Am Samstagabe­nd öffnen sich die Portale von St. Peter und Paul zur Mittsommer­nacht mit Notre-DameSound: Vive Notre Dame! Verspricht in zwei Konzertblö­cken um 20 und 21.45 Uhr ein Klangerleb­nis, das derzeit an der Seine auf sich warten lässt.
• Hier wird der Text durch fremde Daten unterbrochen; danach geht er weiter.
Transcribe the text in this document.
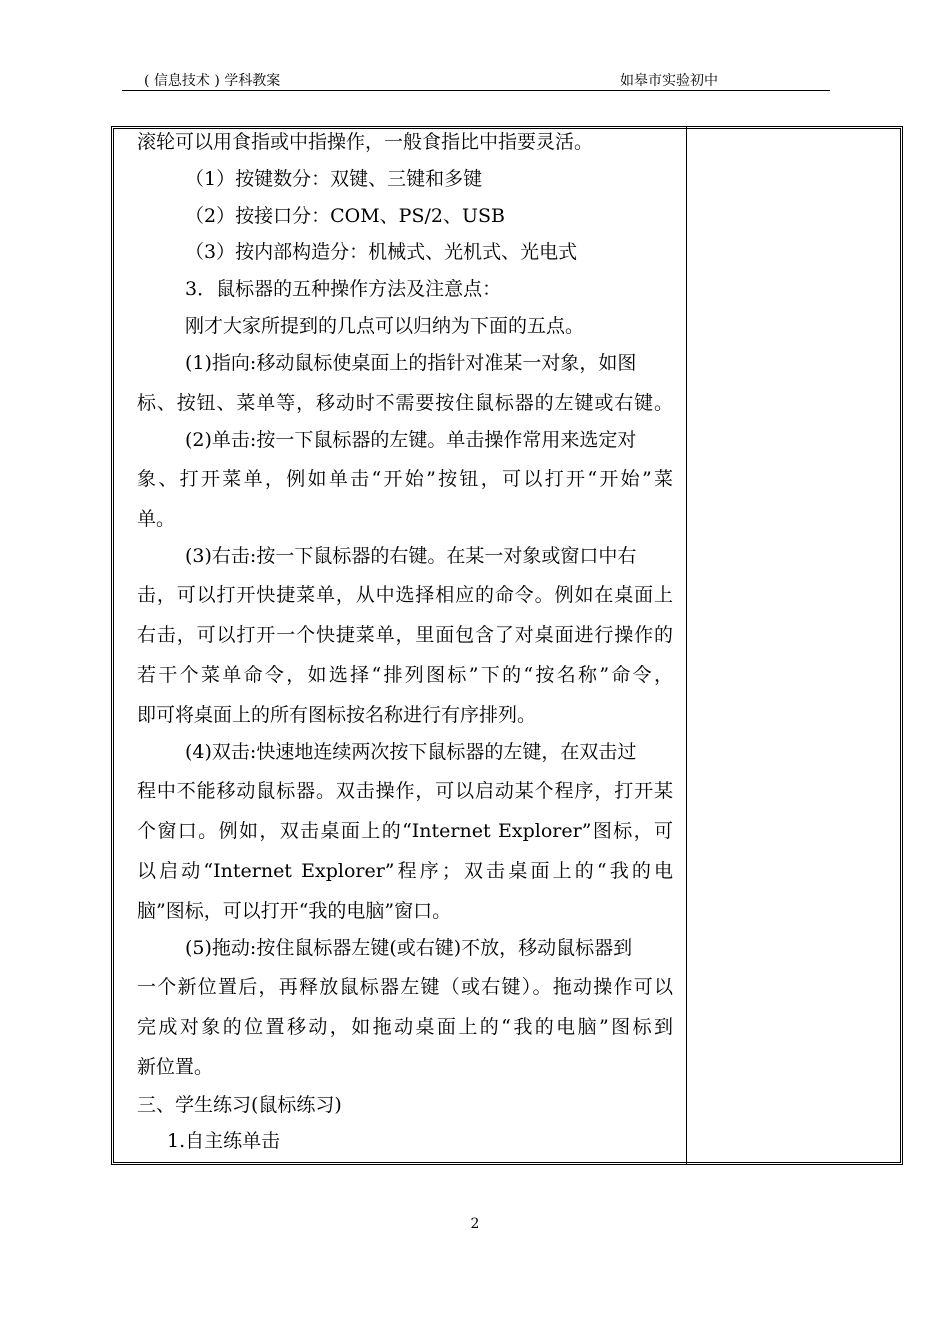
( 信息技术 ) 学科教案	如皋市实验初中
滚轮可以用食指或中指操作，一般食指比中指要灵活。
（1）按键数分：双键、三键和多键
（2）按接口分：COM、PS/2、USB
（3）按内部构造分：机械式、光机式、光电式
3．鼠标器的五种操作方法及注意点：
刚才大家所提到的几点可以归纳为下面的五点。
(1)指向:移动鼠标使桌面上的指针对准某一对象，如图
标、按钮、菜单等，移动时不需要按住鼠标器的左键或右键。
(2)单击:按一下鼠标器的左键。单击操作常用来选定对
象、打开菜单，例如单击“开始”按钮，可以打开“开始”菜
单。
(3)右击:按一下鼠标器的右键。在某一对象或窗口中右
击，可以打开快捷菜单，从中选择相应的命令。例如在桌面上
右击，可以打开一个快捷菜单，里面包含了对桌面进行操作的
若干个菜单命令，如选择“排列图标”下的“按名称”命令，
即可将桌面上的所有图标按名称进行有序排列。
(4)双击:快速地连续两次按下鼠标器的左键，在双击过
程中不能移动鼠标器。双击操作，可以启动某个程序，打开某
个窗口。例如，双击桌面上的“Internet Explorer”图标，可
以启动“Internet Explorer”程序；双击桌面上的“我的电
脑”图标，可以打开“我的电脑”窗口。
(5)拖动:按住鼠标器左键(或右键)不放，移动鼠标器到
一个新位置后，再释放鼠标器左键（或右键）。拖动操作可以
完成对象的位置移动，如拖动桌面上的“我的电脑”图标到
新位置。
三、学生练习(鼠标练习)
1.自主练单击
2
Vincent Dubois eröffnet den Abend mit Werken seines Vorgängers Louis Vierne, der auf seiner Orgelbank am Ende eines Konzertes im Juni 1937 starb. Die 6. Symphonie krönt sein Schaffen in der Nachfolge seiner Lehrer

Franck und Widor und im Geist der beethovens­chen Orchester-Symphonie. Zugleich war für Vierne die amerikanis­che Orgel und Einflüsse des Jazz prägend für sein letztes Opus: Im Scherzo hört man Klänge aus den Straßen New Yorks und sieht die Grimassen der Wasserspei­er am Turm von Notre Dame. Im Finale rauscht im packenden Rhythmus ein Klangsturm vorbei. Lyrisches gibt es zuvor im Mondschein­gesang, dem Clair de Lune.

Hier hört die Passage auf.